How Does SSDI and VA Disability Differ?
The SSA method differs from the VA system primarily in that there are no percentages of disability. While the Veterans Administration's disability system allows the VA to determine whether a veteran is 10%, 40%, or 100% handicapped and then pay benefits based on that finding, the Social Security system is all or nothing. Furthermore, the Social Security system's definition of disability requires that your condition last or be expected to endure at least one year or result in death.
However, veterans who obtain a partial disability rating from the VA and limited VA benefits may be combined with SSA benefits. For the receipt of monetary benefits, as well as VA benefits, will have an impact on SSI and SSDI in different ways.
How Does SSDI Benefits for Veterinarians Work?
SSI and SSDI do not require that a Veteran's disability be documented be tied to military service, but not taken into consideration discharge status, and there is no wage scale.
A disabled veteran files for disability benefits at a Social Security office or online and receives an initial decision within three to four months. (Veterans with service-connected impairments can have their cases accelerated by requesting that Social Security submit a form called I-2-1-95. Exhibit - Critical Request Evaluation Sheet.)
For SSI and SSDI, the Veteran must be able to prove accurate evidence to the SSA that:
1. He or she suffers from a physical or mental illness resulting in functional limitations that impede his or her ability to her capacity to work for a big wage
2. This state has lasted, or is anticipated to last, 12 years/months or result in death
The claimant's case is then allocated to a disability examiner, a specialist who will gather the claimant's medical information and then make an approval or rejection judgement in collaboration with a physician and/or a psychologist assigned to the examiner's unit.

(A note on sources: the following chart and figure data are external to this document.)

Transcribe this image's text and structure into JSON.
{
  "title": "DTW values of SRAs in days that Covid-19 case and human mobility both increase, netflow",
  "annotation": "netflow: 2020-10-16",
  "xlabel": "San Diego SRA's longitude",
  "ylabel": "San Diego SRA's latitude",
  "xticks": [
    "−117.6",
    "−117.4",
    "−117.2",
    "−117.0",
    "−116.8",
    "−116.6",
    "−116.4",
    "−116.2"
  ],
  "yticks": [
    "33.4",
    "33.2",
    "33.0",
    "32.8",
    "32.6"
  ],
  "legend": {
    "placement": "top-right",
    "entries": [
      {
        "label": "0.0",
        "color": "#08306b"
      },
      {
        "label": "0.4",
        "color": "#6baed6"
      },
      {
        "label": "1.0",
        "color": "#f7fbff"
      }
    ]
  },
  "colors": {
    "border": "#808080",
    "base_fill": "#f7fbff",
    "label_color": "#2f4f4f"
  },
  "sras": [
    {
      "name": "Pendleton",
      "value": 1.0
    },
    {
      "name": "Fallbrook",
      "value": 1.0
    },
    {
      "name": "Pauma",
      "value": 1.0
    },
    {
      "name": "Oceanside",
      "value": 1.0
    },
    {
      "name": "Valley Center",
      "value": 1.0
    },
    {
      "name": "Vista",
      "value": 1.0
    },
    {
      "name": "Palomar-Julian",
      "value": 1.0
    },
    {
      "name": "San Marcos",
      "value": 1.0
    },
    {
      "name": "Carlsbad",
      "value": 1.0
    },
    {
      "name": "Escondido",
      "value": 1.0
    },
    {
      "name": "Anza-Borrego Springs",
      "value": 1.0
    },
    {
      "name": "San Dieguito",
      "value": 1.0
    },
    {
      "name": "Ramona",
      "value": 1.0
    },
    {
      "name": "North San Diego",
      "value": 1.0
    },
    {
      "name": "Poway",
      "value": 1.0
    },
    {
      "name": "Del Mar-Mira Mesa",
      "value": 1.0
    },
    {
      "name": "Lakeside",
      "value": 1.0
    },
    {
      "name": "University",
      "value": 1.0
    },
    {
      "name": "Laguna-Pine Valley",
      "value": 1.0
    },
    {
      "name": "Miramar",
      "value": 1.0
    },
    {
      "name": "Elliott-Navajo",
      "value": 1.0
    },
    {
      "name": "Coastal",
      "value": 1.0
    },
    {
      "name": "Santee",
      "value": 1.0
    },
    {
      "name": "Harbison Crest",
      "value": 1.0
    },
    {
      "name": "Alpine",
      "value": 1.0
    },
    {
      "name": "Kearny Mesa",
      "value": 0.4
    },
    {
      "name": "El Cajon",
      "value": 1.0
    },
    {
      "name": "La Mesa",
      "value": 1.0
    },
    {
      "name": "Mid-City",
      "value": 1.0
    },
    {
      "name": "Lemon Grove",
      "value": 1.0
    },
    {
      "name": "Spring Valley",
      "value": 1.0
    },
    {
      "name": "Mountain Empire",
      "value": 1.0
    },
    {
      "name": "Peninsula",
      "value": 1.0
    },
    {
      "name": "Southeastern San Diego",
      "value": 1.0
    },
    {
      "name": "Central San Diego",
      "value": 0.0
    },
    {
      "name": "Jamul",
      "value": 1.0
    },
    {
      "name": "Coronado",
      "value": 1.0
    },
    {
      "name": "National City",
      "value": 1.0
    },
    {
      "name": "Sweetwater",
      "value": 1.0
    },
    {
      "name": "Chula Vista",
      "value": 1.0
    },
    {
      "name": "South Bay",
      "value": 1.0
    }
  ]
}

Unfortunately, for most applications, the choice is frequently a denial. If the claim is granted, the claimant is declared 100% handicapped/disabled and will receive either SSDI or SSI payments based on the amount of income they have (only those with low income and low assets qualify for SSI).
VA Medical Records and SSDI
**Note: If you receive your main care at a VA medical institution, don't assume that the Social Security disability examiner assigned to your case will be able to acquire your VA medical records. In some locations, the VA is known for failing to provide necessary medical records to the Social Security Administration (SSA). As a result, it's never a bad idea for vets to collect their own medical records so that they may submit them to the SSA when applying for disability or filing an appeal. However, one word of caution: never submit anything to Social Security without first making a copy, as the SSA is infamous for losing some of the documents attached to the applications that have been filed.